Additionally, Residential Life has seen some changes in plans this year with the increase of the freshman class and has been planning ahead for the increases in the undergraduate population.
“Considering the plan was to grow the class incrementally, it gave all of us time to be able to prepare to accommodate a larger class in all facets, including in housing,” Associate Director of Residential Life Tim Lempfert said.
Residential Life and Washington University-owned undergraduate housing made 6,720 total beds available in Fall 2014, with 3,323 being on the South 40, according to the Office of the Provost. This year also saw an increase in the number of beds available for undergraduates with the opening of the Lofts of Washington University on Delmar Boulevard, which has plans to expand through a second phase in the near future.
Since the plan to increase the undergraduate population began to take shape in 2009, Residential Life has built new buildings including South 40 and Eliot B Houses. Additionally, in order to house the larger freshman class this year, the renovation of Rubelmann House was pushed back.
However, some sophomores had to be moved to the Village due to lack of space on the South 40. This year, about 4 percent of sophomores live in the Village or off-campus apartments.
“Our hope is to be able to accommodate as many students who want to be a part of [living on the South 40] as possible, but we know that there are sophomores who don’t want to be a part of that, too, so we’re going to work with everybody to try to get them placed in housing that best fits their needs,” Lempfert said.
Lempfert said he is not concerned about whether enough total housing will be available for students next year, even if the incoming freshman class is as big as this year’s was. However, the number of beds available for sophomores on the South 40 may change.
He also noted that a housing selection task force of students and staff has been meeting throughout the semester to review options for this year’s housing selection process.
Ashley Shin was among the sophomores who were pushed to the Village this year as a result of a lack of space on the South 40.
While she likes her apartment and the Village’s proximity to her classes, the cost of living in the Village has been the most difficult part. Shin, whose financial aid package was reduced this year to not include room and board, said that it’s around $4,000 more expensive for her to live in the Village than on the South 40.

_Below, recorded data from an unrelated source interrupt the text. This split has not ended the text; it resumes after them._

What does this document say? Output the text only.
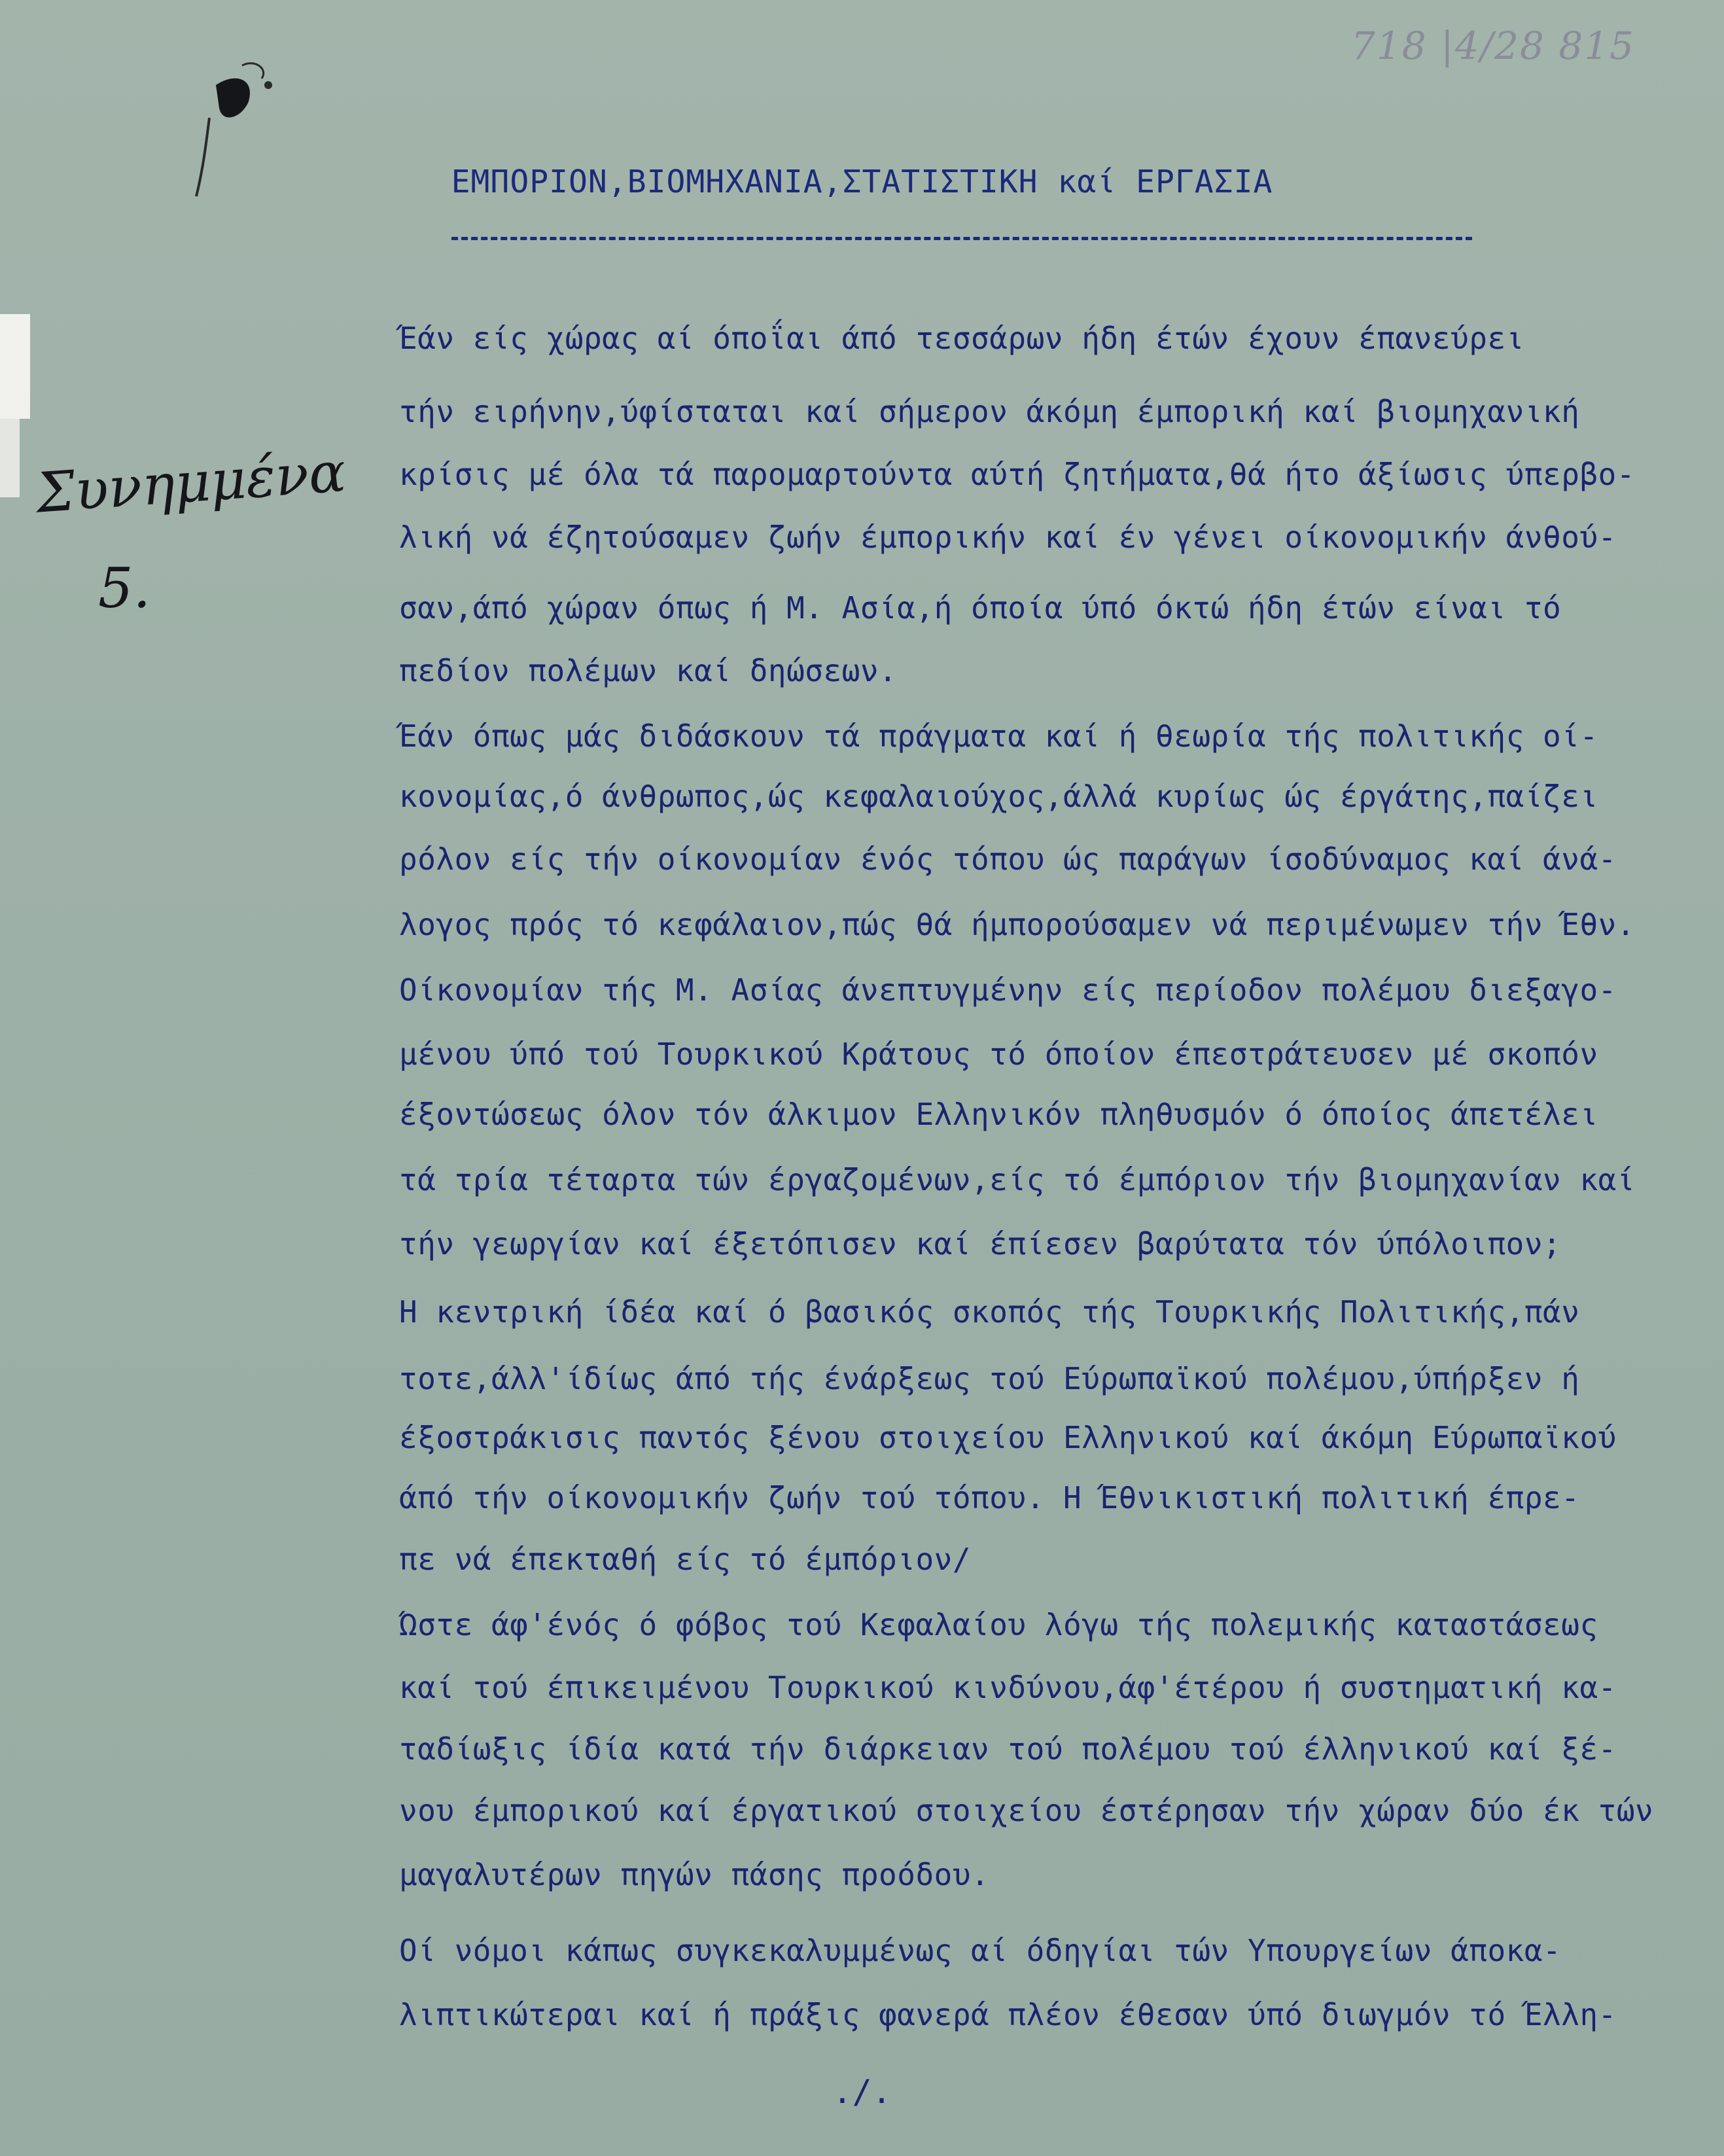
718 |4/28 815
Συνημμένα
5.
ΕΜΠΟΡΙΟΝ,ΒΙΟΜΗΧΑΝΙΑ,ΣΤΑΤΙΣΤΙΚΗ καί ΕΡΓΑΣΙΑ
Έάν είς χώρας αί όποΐαι άπό τεσσάρων ήδη έτών έχουν έπανεύρει
τήν ειρήνην,ύφίσταται καί σήμερον άκόμη έμπορική καί βιομηχανική
κρίσις μέ όλα τά παρομαρτούντα αύτή ζητήματα,θά ήτο άξίωσις ύπερβο-
λική νά έζητούσαμεν ζωήν έμπορικήν καί έν γένει οίκονομικήν άνθού-
σαν,άπό χώραν όπως ή Μ. Ασία,ή όποία ύπό όκτώ ήδη έτών είναι τό
πεδίον πολέμων καί δηώσεων.
Έάν όπως μάς διδάσκουν τά πράγματα καί ή θεωρία τής πολιτικής οί-
κονομίας,ό άνθρωπος,ώς κεφαλαιούχος,άλλά κυρίως ώς έργάτης,παίζει
ρόλον είς τήν οίκονομίαν ένός τόπου ώς παράγων ίσοδύναμος καί άνά-
λογος πρός τό κεφάλαιον,πώς θά ήμπορούσαμεν νά περιμένωμεν τήν Έθν.
Οίκονομίαν τής Μ. Ασίας άνεπτυγμένην είς περίοδον πολέμου διεξαγο-
μένου ύπό τού Τουρκικού Κράτους τό όποίον έπεστράτευσεν μέ σκοπόν
έξοντώσεως όλον τόν άλκιμον Ελληνικόν πληθυσμόν ό όποίος άπετέλει
τά τρία τέταρτα τών έργαζομένων,είς τό έμπόριον τήν βιομηχανίαν καί
τήν γεωργίαν καί έξετόπισεν καί έπίεσεν βαρύτατα τόν ύπόλοιπον;
Η κεντρική ίδέα καί ό βασικός σκοπός τής Τουρκικής Πολιτικής,πάν
τοτε,άλλ'ίδίως άπό τής ένάρξεως τού Εύρωπαϊκού πολέμου,ύπήρξεν ή
έξοστράκισις παντός ξένου στοιχείου Ελληνικού καί άκόμη Εύρωπαϊκού
άπό τήν οίκονομικήν ζωήν τού τόπου. Η Έθνικιστική πολιτική έπρε-
πε νά έπεκταθή είς τό έμπόριον/
Ώστε άφ'ένός ό φόβος τού Κεφαλαίου λόγω τής πολεμικής καταστάσεως
καί τού έπικειμένου Τουρκικού κινδύνου,άφ'έτέρου ή συστηματική κα-
ταδίωξις ίδία κατά τήν διάρκειαν τού πολέμου τού έλληνικού καί ξέ-
νου έμπορικού καί έργατικού στοιχείου έστέρησαν τήν χώραν δύο έκ τών
μαγαλυτέρων πηγών πάσης προόδου.
Οί νόμοι κάπως συγκεκαλυμμένως αί όδηγίαι τών Υπουργείων άποκα-
λιπτικώτεραι καί ή πράξις φανερά πλέον έθεσαν ύπό διωγμόν τό Έλλη-
./.
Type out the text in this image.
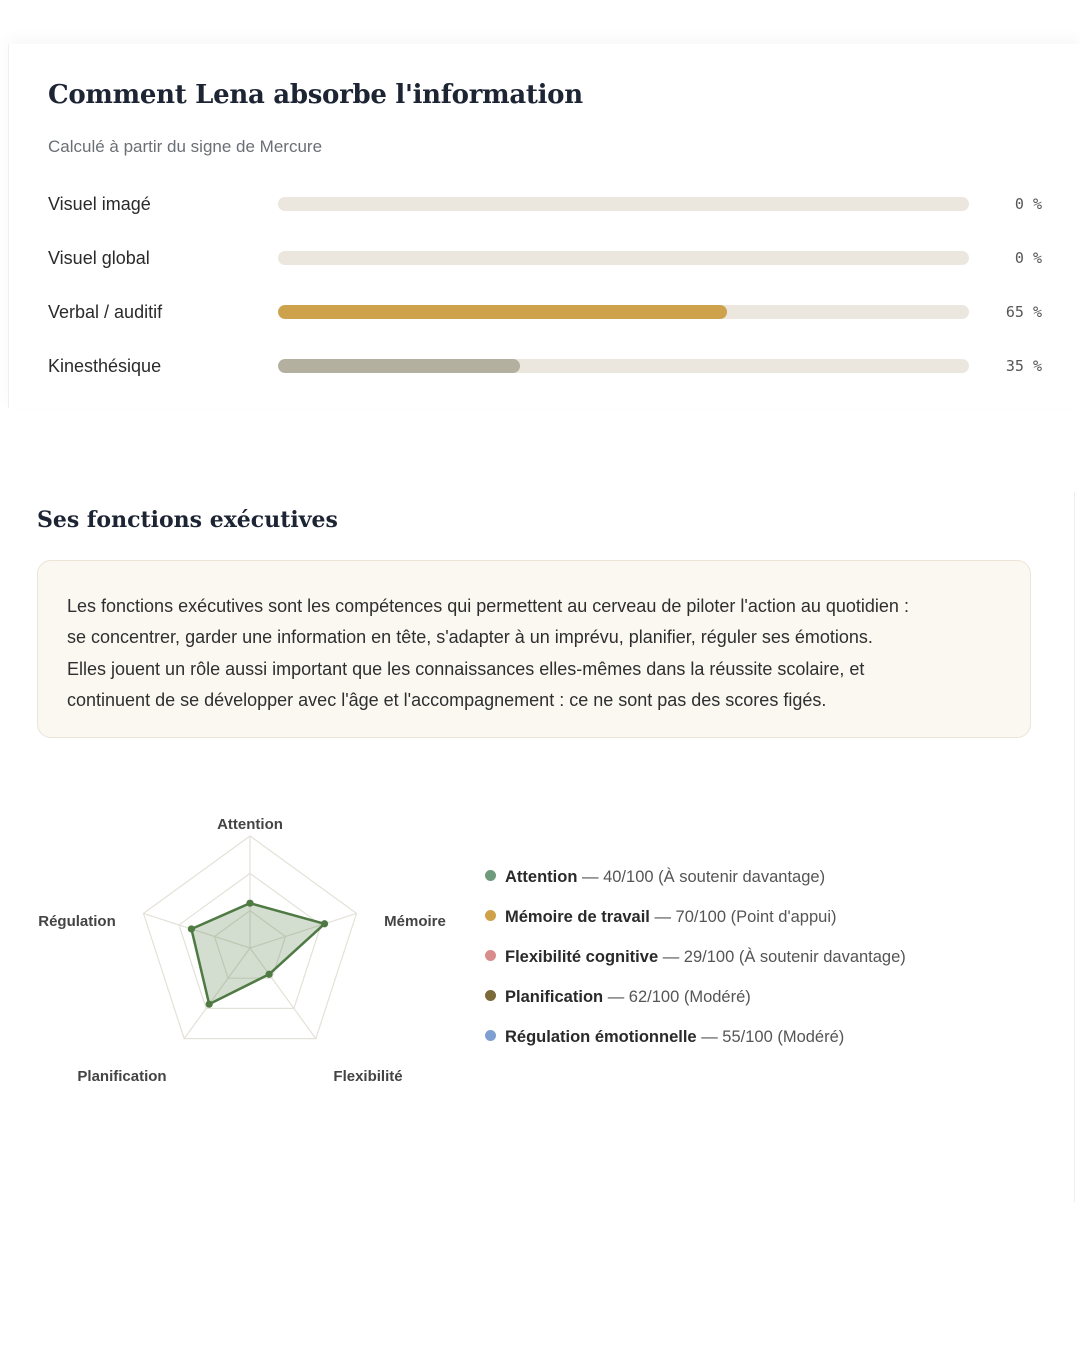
Comment Lena absorbe l'information

Calculé à partir du signe de Mercure

Visuel imagé	0 %
Visuel global	0 %
Verbal / auditif	65 %
Kinesthésique	35 %
Ses fonctions exécutives

Les fonctions exécutives sont les compétences qui permettent au cerveau de piloter l'action au quotidien :

se concentrer, garder une information en tête, s'adapter à un imprévu, planifier, réguler ses émotions.

Elles jouent un rôle aussi important que les connaissances elles-mêmes dans la réussite scolaire, et

continuent de se développer avec l'âge et l'accompagnement : ce ne sont pas des scores figés.

Attention
Mémoire
Flexibilité
Planification
Régulation
Attention — 40/100 (À soutenir davantage)
Mémoire de travail — 70/100 (Point d'appui)
Flexibilité cognitive — 29/100 (À soutenir davantage)
Planification — 62/100 (Modéré)
Régulation émotionnelle — 55/100 (Modéré)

“I think that’s the one thing that bothered us the most is that, yes, being far away from my friends, whatever, making the trip, whatever, but the money that I had to pay extra for not wanting to be there was the most disturbing thing,” Shin said.
Sophomore Sierra Kindig was also assigned to the Village because of a bad housing lottery number. Though she has resigned herself to the idea of living in the Village, she was not pleased with the placement at first.
“I feel like Wash. U. implicitly promises you that you get to live on the 40 your freshman and sophomore years. Because Wash. U. is so big on selling the community experience, it was almost as if we were being told that we could no longer be included in this community,” Kindig said.
Smith hopes that students will still be able to maintain similar relationships with faculty and other aspects of the undergraduate experience, including residential communities, even with the class expansions.
“The last thing we want is for people to get less individualized attention. Knowing each student by name and story is kind of the mantra we live by, and that’s who we are, and we would never want to lose that,” Smith said.